It was no disservice to Louis Oosthuizen here last night when you looked at him in a certain, slightly disbelieving way, and then thought of some of the more flamboyant Open champions.
He had, after all, never presented himself as the new Nicklaus or Ballesteros, and still less the earth-moving Tiger Woods.
Indeed, had he been any less pretentious these last few days he might have been shucking oysters in a local restaurant.
The point is that there are various ways of measuring champions and however you do it, in this case there is a bottom line of absolute splendour.
It deals with the quality that will always separate the winners and the losers, wherever they come from and however heavy, or not, their reputations.
It is about pure fighting quality and that supreme ability to say, ‘This is my moment, the chance I have always waited for, and no one is going to stop me.'
Paul Casey, the hope of Britain and a man of rather flashier credentials, went through the formalities of a challenge and on the eighth green he had reduced the gap to a mere three strokes.
A great wave of anticipation swept around the Old Course. Maybe we would, in the end, have something of a battle.
It was a concept that lasted just four more holes, by which time the 27-year-old South African was leading by precisely the margin which he carried into the most important day of his professional life.
That was eight strokes, shots coaxed out of the wind that had blown at various strength over the previous four days but never at the cost of Oosthuizen's peace of mind.
Why, though, when you thought about it, would this player of all players ever be spooked, or even disconcerted, by the sigh and the moaning of the wind?
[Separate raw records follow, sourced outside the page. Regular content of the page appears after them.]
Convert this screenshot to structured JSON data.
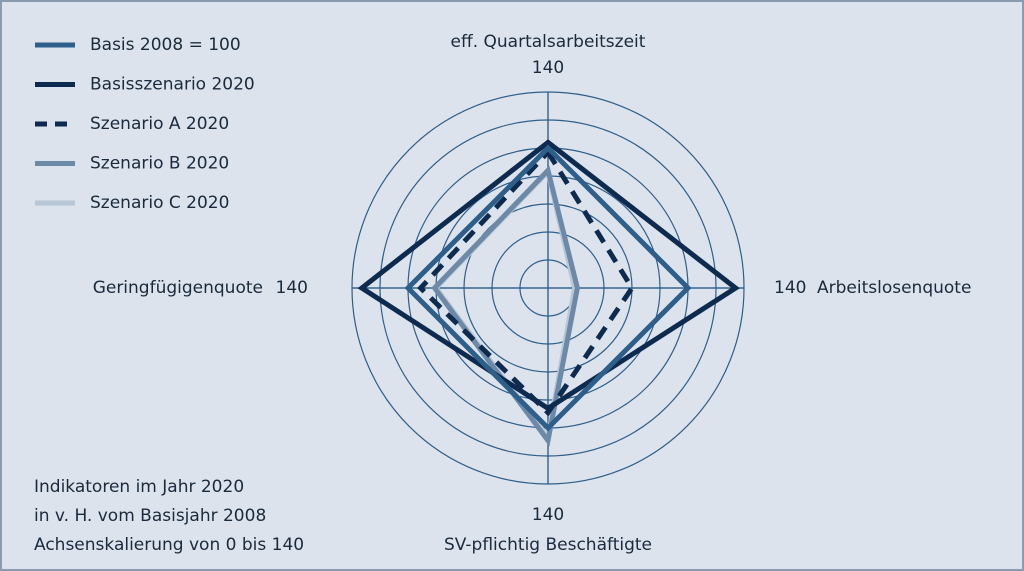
{
  "chart_data": {
    "type": "radar",
    "axes": [
      "eff. Quartalsarbeitszeit",
      "Arbeitslosenquote",
      "SV-pflichtig Beschäftigte",
      "Geringfügigenquote"
    ],
    "axis_max_label": 140,
    "rlim": [
      0,
      140
    ],
    "rticks": [
      20,
      40,
      60,
      80,
      100,
      120,
      140
    ],
    "series": [
      {
        "name": "Basis 2008 = 100",
        "color": "#2e5f8a",
        "dash": false,
        "values": [
          100,
          100,
          100,
          100
        ]
      },
      {
        "name": "Basisszenario 2020",
        "color": "#0d2a4f",
        "dash": false,
        "values": [
          104,
          134,
          86,
          133
        ]
      },
      {
        "name": "Szenario A 2020",
        "color": "#0d2a4f",
        "dash": true,
        "values": [
          97,
          60,
          89,
          91
        ]
      },
      {
        "name": "Szenario B 2020",
        "color": "#6d89a8",
        "dash": false,
        "values": [
          84,
          21,
          109,
          81
        ]
      },
      {
        "name": "Szenario C 2020",
        "color": "#b8c6d6",
        "dash": false,
        "values": [
          83,
          19,
          107,
          80
        ]
      }
    ],
    "notes": [
      "Indikatoren im Jahr 2020",
      "in v. H. vom Basisjahr 2008",
      "Achsenskalierung von 0 bis 140"
    ]
  }
}
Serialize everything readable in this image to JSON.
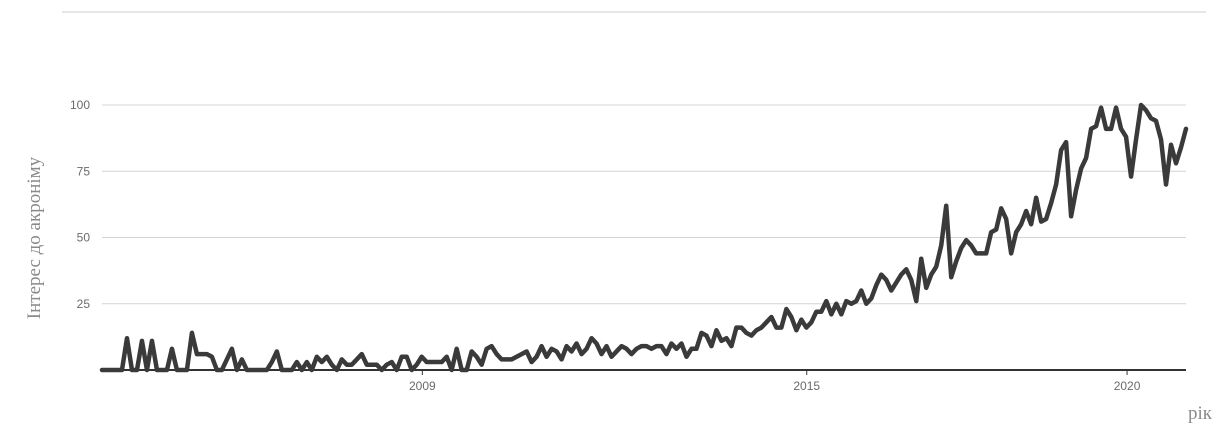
{
  "chart_data": {
    "type": "line",
    "xlabel": "рік",
    "ylabel": "Інтерес до акроніму",
    "xlim": [
      2004.0,
      2020.92
    ],
    "ylim": [
      0,
      100
    ],
    "y_ticks": [
      25,
      50,
      75,
      100
    ],
    "x_ticks": [
      {
        "value": 2009,
        "label": "2009"
      },
      {
        "value": 2015,
        "label": "2015"
      },
      {
        "value": 2020,
        "label": "2020"
      }
    ],
    "grid": true,
    "colors": {
      "line": "#3a3a3a",
      "grid": "#d4d4d4",
      "top_rule": "#dddddd",
      "baseline": "#333333"
    },
    "series": [
      {
        "values": [
          0,
          0,
          0,
          0,
          0,
          12,
          0,
          0,
          11,
          0,
          11,
          0,
          0,
          0,
          8,
          0,
          0,
          0,
          14,
          6,
          6,
          6,
          5,
          0,
          0,
          4,
          8,
          0,
          4,
          0,
          0,
          0,
          0,
          0,
          3,
          7,
          0,
          0,
          0,
          3,
          0,
          3,
          0,
          5,
          3,
          5,
          2,
          0,
          4,
          2,
          2,
          4,
          6,
          2,
          2,
          2,
          0,
          2,
          3,
          0,
          5,
          5,
          0,
          2,
          5,
          3,
          3,
          3,
          3,
          5,
          0,
          8,
          0,
          0,
          7,
          5,
          2,
          8,
          9,
          6,
          4,
          4,
          4,
          5,
          6,
          7,
          3,
          5,
          9,
          5,
          8,
          7,
          4,
          9,
          7,
          10,
          6,
          8,
          12,
          10,
          6,
          9,
          5,
          7,
          9,
          8,
          6,
          8,
          9,
          9,
          8,
          9,
          9,
          6,
          10,
          8,
          10,
          5,
          8,
          8,
          14,
          13,
          9,
          15,
          11,
          12,
          9,
          16,
          16,
          14,
          13,
          15,
          16,
          18,
          20,
          16,
          16,
          23,
          20,
          15,
          19,
          16,
          18,
          22,
          22,
          26,
          21,
          25,
          21,
          26,
          25,
          26,
          30,
          25,
          27,
          32,
          36,
          34,
          30,
          33,
          36,
          38,
          34,
          26,
          42,
          31,
          36,
          39,
          47,
          62,
          35,
          41,
          46,
          49,
          47,
          44,
          44,
          44,
          52,
          53,
          61,
          57,
          44,
          52,
          55,
          60,
          55,
          65,
          56,
          57,
          63,
          70,
          83,
          86,
          58,
          68,
          76,
          80,
          91,
          92,
          99,
          91,
          91,
          99,
          91,
          88,
          73,
          87,
          100,
          98,
          95,
          94,
          87,
          70,
          85,
          78,
          84,
          91
        ]
      }
    ]
  }
}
He grew up, the son of an Afrikans family, on a farm in the Cape country scoured by gales of consistent ferocity and it was clear here soon enough that he felt utterly at home.
Not just with the caprices of the Fifeshire weather and the possibility that at some point someone like Tiger or Phil or the lurking Lee Westwood, who has fought so hard for so long to make a decisive move at the climax of a major tournament, might erupt and send him back to the reality of a minor career, but also his ability to stand up over four days to the competitive pressure which can drag the life out of you in the course of a hole or two on this least predictable of linksland.
When that kind of possibility reared most dangerously on the ninth hole, when Casey had not only somehow narrowed the gap to three shots but also placed himself in a good position to make a second birdie in four holes, Oosthuizen's response was to follow the pattern he had punched out in the three days which left him four shots clear when he walked to the first tee yesterday afternoon.
He followed Casey in driving the green at 352 yards, then eagled with a putt of 50 feet. Casey, not for the first time feeling ambushed by a superior force, replied with a birdie.
It was the best he could do and showed a certain gameness that might easily have been banished by the first evidence that the man from the Cape had brought with him the frame of mind which had produced three rounds of stunning consistency — 65, 67 and 69.
Not since the Tiger, a strangely irrelevant and, despite the classic red golf shirt, anonymous figure yesterday had dominated this tournament 10 and five years ago had we seen here such evidence of a man so in control of every shot, every reflex, every casual reflection.